Increased shortness of breath
In one study, 16.4% of participants reported dyspnea within 45 days of the procedure.
Another study reported that 2.3% of the 93 participants experienced increased dyspnea within 30 days of the Zephyr Valve treatment.
Impact research reported one death that occurred 12 months after valve implantation.
This study reported 3.1% deaths within 45 days of the procedure and one more participant dying by the 12-month follow-up visit.
Since there is no cure for emphysema to date, individuals with symptoms of this condition may consider different treatments with a doctor.
Alternative treatments include:
- Lifestyle changes: Avoiding or quitting smoking and secondhand smoke may reduce the risk of respiratory conditions. It could also stop existing conditions from exacerbating.
- Oxygen therapy: This may help increase the amount of oxygen in the lungs and the bloodstream.

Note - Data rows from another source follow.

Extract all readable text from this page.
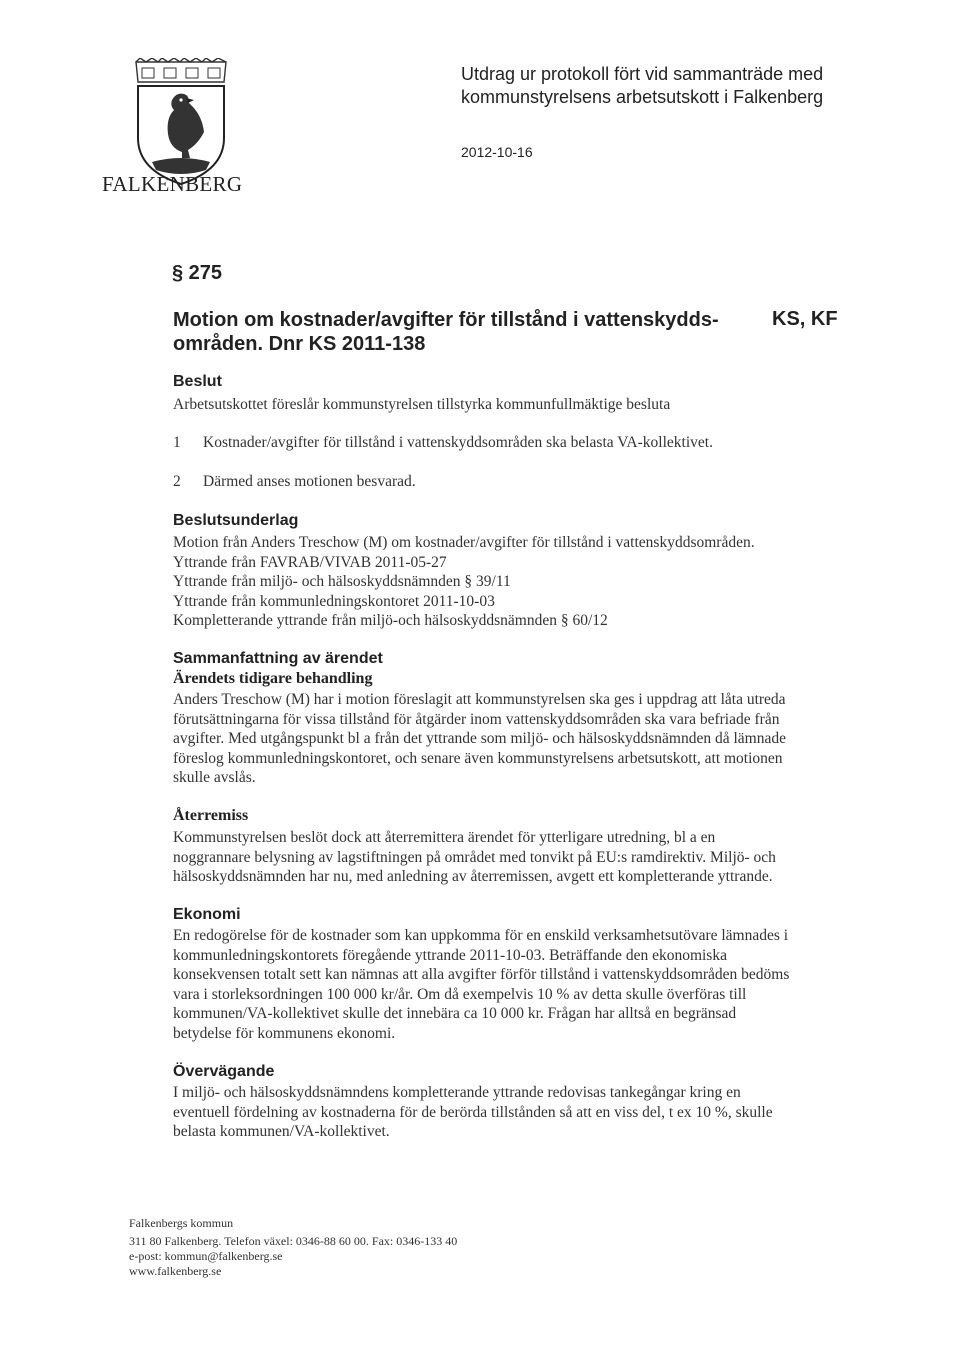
FALKENBERG
Utdrag ur protokoll fört vid sammanträde med
kommunstyrelsens arbetsutskott i Falkenberg
2012-10-16
§ 275
Motion om kostnader/avgifter för tillstånd i vattenskydds-
områden. Dnr KS 2011-138
KS, KF
Beslut
Arbetsutskottet föreslår kommunstyrelsen tillstyrka kommunfullmäktige besluta
1	Kostnader/avgifter för tillstånd i vattenskyddsområden ska belasta VA-kollektivet.
2	Därmed anses motionen besvarad.
Beslutsunderlag
Motion från Anders Treschow (M) om kostnader/avgifter för tillstånd i vattenskyddsområden.
Yttrande från FAVRAB/VIVAB 2011-05-27
Yttrande från miljö- och hälsoskyddsnämnden § 39/11
Yttrande från kommunledningskontoret 2011-10-03
Kompletterande yttrande från miljö-och hälsoskyddsnämnden § 60/12
Sammanfattning av ärendet
Ärendets tidigare behandling
Anders Treschow (M) har i motion föreslagit att kommunstyrelsen ska ges i uppdrag att låta utreda
förutsättningarna för vissa tillstånd för åtgärder inom vattenskyddsområden ska vara befriade från
avgifter. Med utgångspunkt bl a från det yttrande som miljö- och hälsoskyddsnämnden då lämnade
föreslog kommunledningskontoret, och senare även kommunstyrelsens arbetsutskott, att motionen
skulle avslås.
Återremiss
Kommunstyrelsen beslöt dock att återremittera ärendet för ytterligare utredning, bl a en
noggrannare belysning av lagstiftningen på området med tonvikt på EU:s ramdirektiv. Miljö- och
hälsoskyddsnämnden har nu, med anledning av återremissen, avgett ett kompletterande yttrande.
Ekonomi
En redogörelse för de kostnader som kan uppkomma för en enskild verksamhetsutövare lämnades i
kommunledningskontorets föregående yttrande 2011-10-03. Beträffande den ekonomiska
konsekvensen totalt sett kan nämnas att alla avgifter förför tillstånd i vattenskyddsområden bedöms
vara i storleksordningen 100 000 kr/år. Om då exempelvis 10 % av detta skulle överföras till
kommunen/VA-kollektivet skulle det innebära ca 10 000 kr. Frågan har alltså en begränsad
betydelse för kommunens ekonomi.
Övervägande
I miljö- och hälsoskyddsnämndens kompletterande yttrande redovisas tankegångar kring en
eventuell fördelning av kostnaderna för de berörda tillstånden så att en viss del, t ex 10 %, skulle
belasta kommunen/VA-kollektivet.
Falkenbergs kommun
311 80 Falkenberg. Telefon växel: 0346-88 60 00. Fax: 0346-133 40
e-post: kommun@falkenberg.se
www.falkenberg.se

- Prescribed medication: Medicines, such as bronchodilators, in the form of inhalers can relax the muscles around the airways, allowing individuals to breathe easier.
- Pulmonary rehabilitation: A program for individuals with chronic breathing issues — it may include psychological counseling, exercise, and nutritional help.
- Surgery: In case of severe symptoms of emphysema that do not get better with medication and rehabilitation, a doctor or surgeon may recommend surgery. Procedures include removing damaged lung tissues, removing air spaces that conflict with breathing, or lung transplants. Lung volume reduction surgery and lung transplant are additional alternates for people who may not be suitable candidates for the Zephyr Valve approach.
Zephyr Valves may help individuals with severe emphysema or COPD.
The procedure is noninvasive and allows airflow to reach the healthy parts of the lungs, blocking off the damaged parts from conflicting with incoming air.
The technique may improve a person’s breathing, as the healthy parts of the lungs are able to expand, while blocked air or fluids release over time. Valve therapy reduces shortness of breath, allowing the individual to have a more active lifestyle.
However, doctors may recommend other treatment options for those who cannot receive Zephyr Valve treatment, including medications and pulmonary rehabilitation.